Multimodal Imaging of Neurological Disorders
Coordinator: José M. BENLLOCH
Project Number: 603002
EC contribution: € 5,381,872.00
Project website: under construction
The key concept behind this proposal is the development of a very high resolution and high efficiency brain dedicated Positron Emission Tomograph (PET) imager that can visualize neurotransmitter pathways and their disruptions in the quest to better diagnose and consequently to better treat schizophrenia. In addition, the plan is for this compact PET imager to be integrated with a Magnetic Resonance Imager Radio Frequency (MRI RF) system to be able to operate as a brain insert in a hybrid imaging setup with practically any MRI scanner.
From the technical point of view, we propose to optimize the PET technology for imaging of the human brain with the accuracy typically achieved for small animal brain imaging. To achieve this, we will incorporate the solid state based MRI-compatible PET modules that will be designed to achieve below systemic 1mm spatial resolution in a tomographic reconstruction of the human brain.
We aim to achieve the level of PET-MRI compatibility allowing for simultaneous PET and MRI imaging. By combining PET measurements of neurotransmission with fMRI (functional MRI) measurements of Blood Oxygen Level Detection (BOLD) signal changes we will advance to a position where it is possible to learn more about the neurochemical determination of neural activity reflected in BOLD signal changes.
The novelty is that both the PET and RF coil systems are integrated into a portable and compact design dedicated to brain examination. This will allow current MR equipment to be easily upgraded into PET/MR systems.
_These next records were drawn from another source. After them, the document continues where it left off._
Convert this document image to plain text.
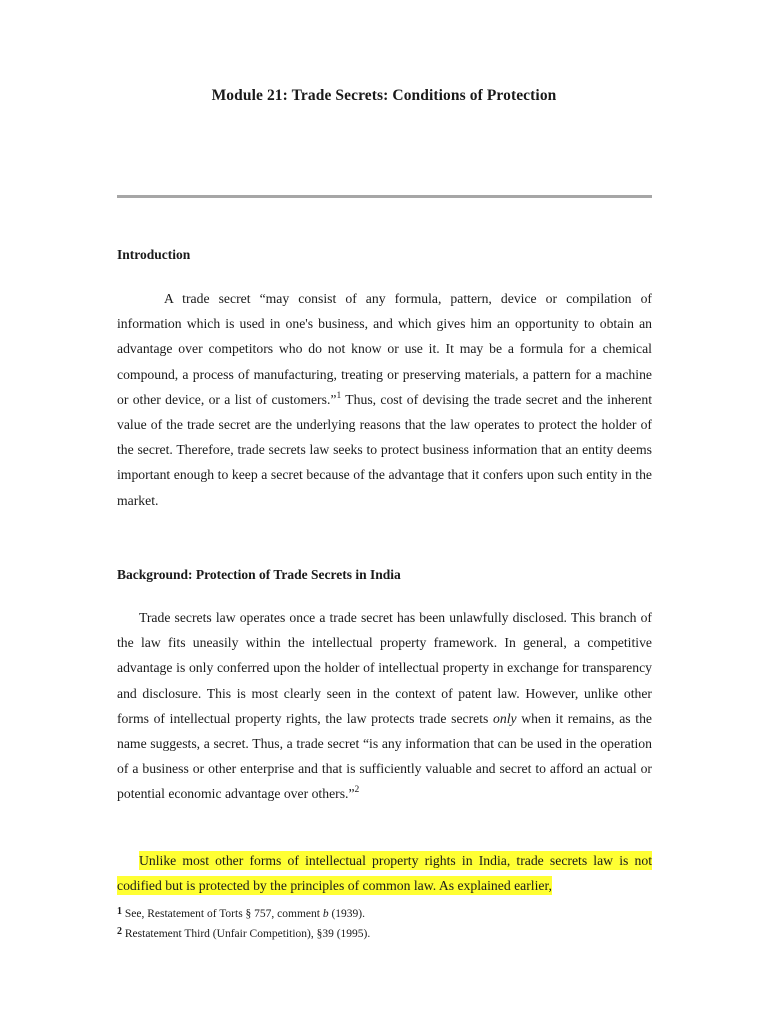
Module 21: Trade Secrets: Conditions of Protection
Introduction

A trade secret “may consist of any formula, pattern, device or compilation of information which is used in one's business, and which gives him an opportunity to obtain an advantage over competitors who do not know or use it. It may be a formula for a chemical compound, a process of manufacturing, treating or preserving materials, a pattern for a machine or other device, or a list of customers.”$^1$ Thus, cost of devising the trade secret and the inherent value of the trade secret are the underlying reasons that the law operates to protect the holder of the secret. Therefore, trade secrets law seeks to protect business information that an entity deems important enough to keep a secret because of the advantage that it confers upon such entity in the market.

Background: Protection of Trade Secrets in India

Trade secrets law operates once a trade secret has been unlawfully disclosed. This branch of the law fits uneasily within the intellectual property framework. In general, a competitive advantage is only conferred upon the holder of intellectual property in exchange for transparency and disclosure. This is most clearly seen in the context of patent law. However, unlike other forms of intellectual property rights, the law protects trade secrets only when it remains, as the name suggests, a secret. Thus, a trade secret “is any information that can be used in the operation of a business or other enterprise and that is sufficiently valuable and secret to afford an actual or potential economic advantage over others.”$^2$

Unlike most other forms of intellectual property rights in India, trade secrets law is not codified but is protected by the principles of common law. As explained earlier,

1 See, Restatement of Torts § 757, comment b (1939).
2 Restatement Third (Unfair Competition), §39 (1995).
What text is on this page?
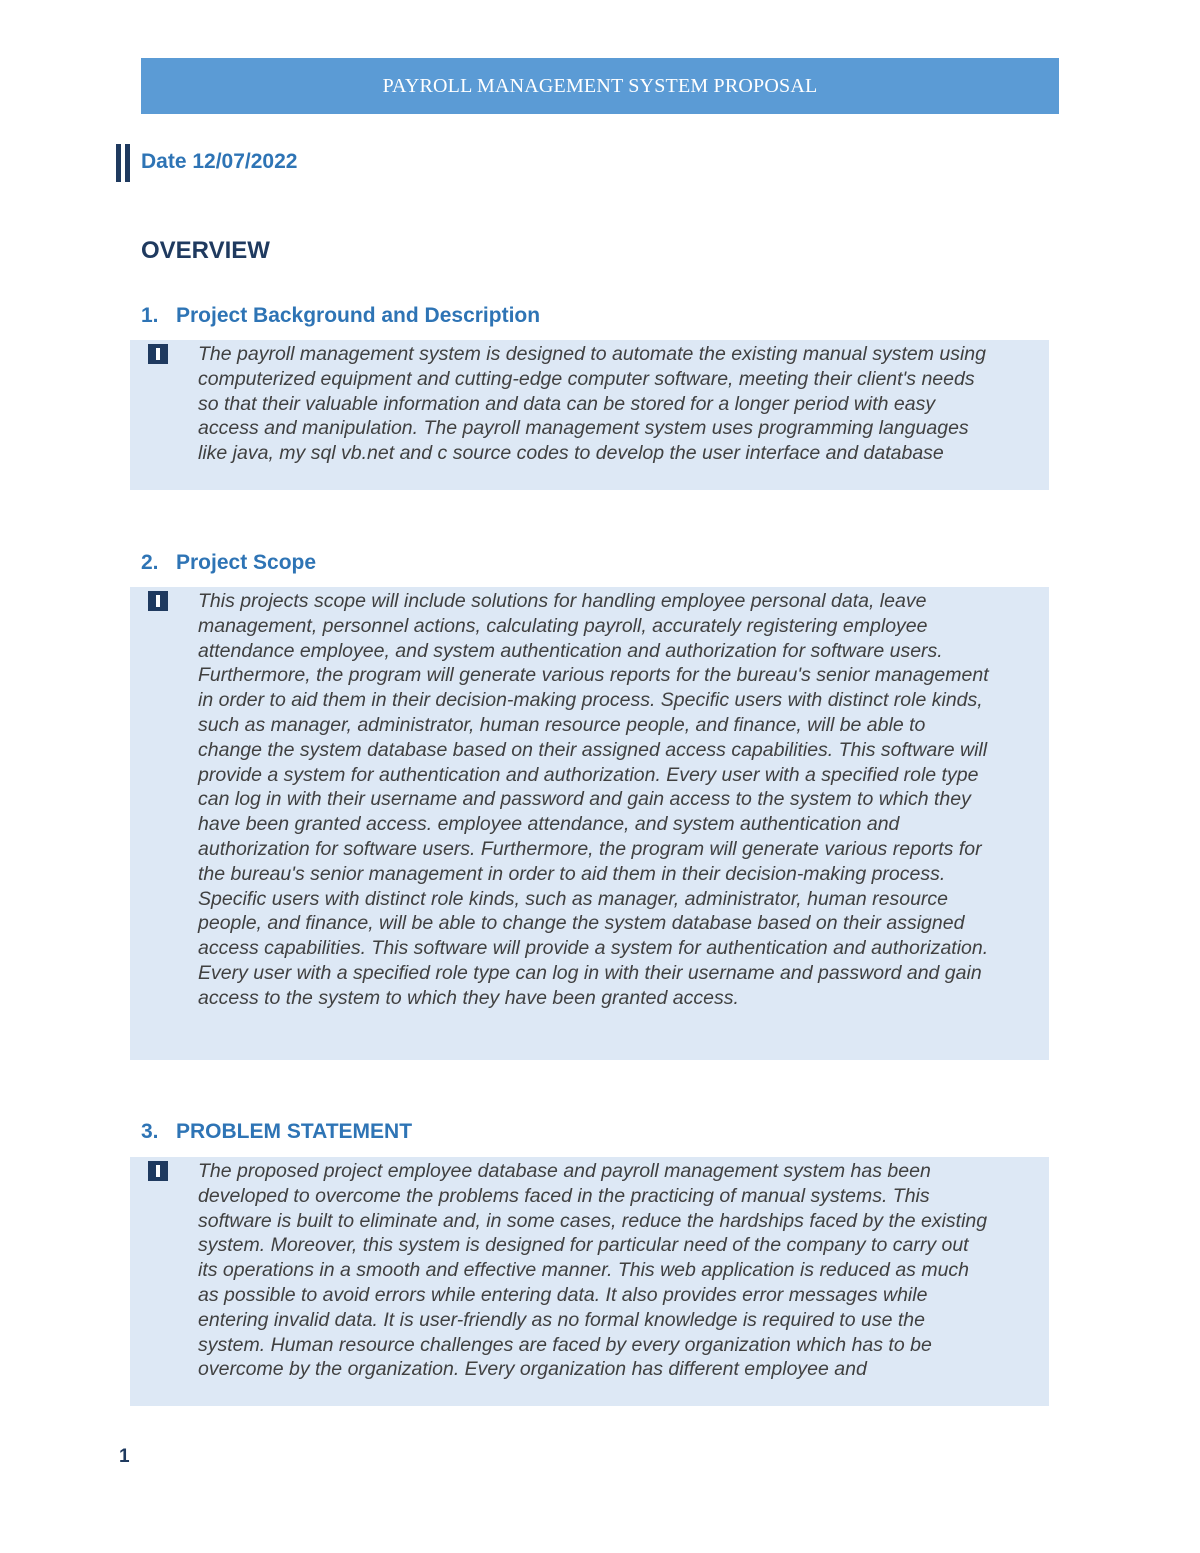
PAYROLL MANAGEMENT SYSTEM PROPOSAL
Date 12/07/2022
OVERVIEW
1. Project Background and Description

The payroll management system is designed to automate the existing manual system using computerized equipment and cutting-edge computer software, meeting their client's needs so that their valuable information and data can be stored for a longer period with easy access and manipulation. The payroll management system uses programming languages like java, my sql vb.net and c source codes to develop the user interface and database

2. Project Scope

This projects scope will include solutions for handling employee personal data, leave management, personnel actions, calculating payroll, accurately registering employee attendance employee, and system authentication and authorization for software users. Furthermore, the program will generate various reports for the bureau's senior management in order to aid them in their decision-making process. Specific users with distinct role kinds, such as manager, administrator, human resource people, and finance, will be able to change the system database based on their assigned access capabilities. This software will provide a system for authentication and authorization. Every user with a specified role type can log in with their username and password and gain access to the system to which they have been granted access. employee attendance, and system authentication and authorization for software users. Furthermore, the program will generate various reports for the bureau's senior management in order to aid them in their decision-making process. Specific users with distinct role kinds, such as manager, administrator, human resource people, and finance, will be able to change the system database based on their assigned access capabilities. This software will provide a system for authentication and authorization. Every user with a specified role type can log in with their username and password and gain access to the system to which they have been granted access.

3. PROBLEM STATEMENT

The proposed project employee database and payroll management system has been developed to overcome the problems faced in the practicing of manual systems. This software is built to eliminate and, in some cases, reduce the hardships faced by the existing system. Moreover, this system is designed for particular need of the company to carry out its operations in a smooth and effective manner. This web application is reduced as much as possible to avoid errors while entering data. It also provides error messages while entering invalid data. It is user-friendly as no formal knowledge is required to use the system. Human resource challenges are faced by every organization which has to be overcome by the organization. Every organization has different employee and

1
To achieve its diagnostic goal, MINDView will be paired with the set of dedicated specific PET imaging agents and endogenous compounds that will be labeled with short-lived positron isotopes. The goal is that dopaminergic, glutamatergic and other pathways will be able to be studied with the new high performance imaging tool. Innovative paradigms such as activation and perturbation and their impact on brain function will be in focus.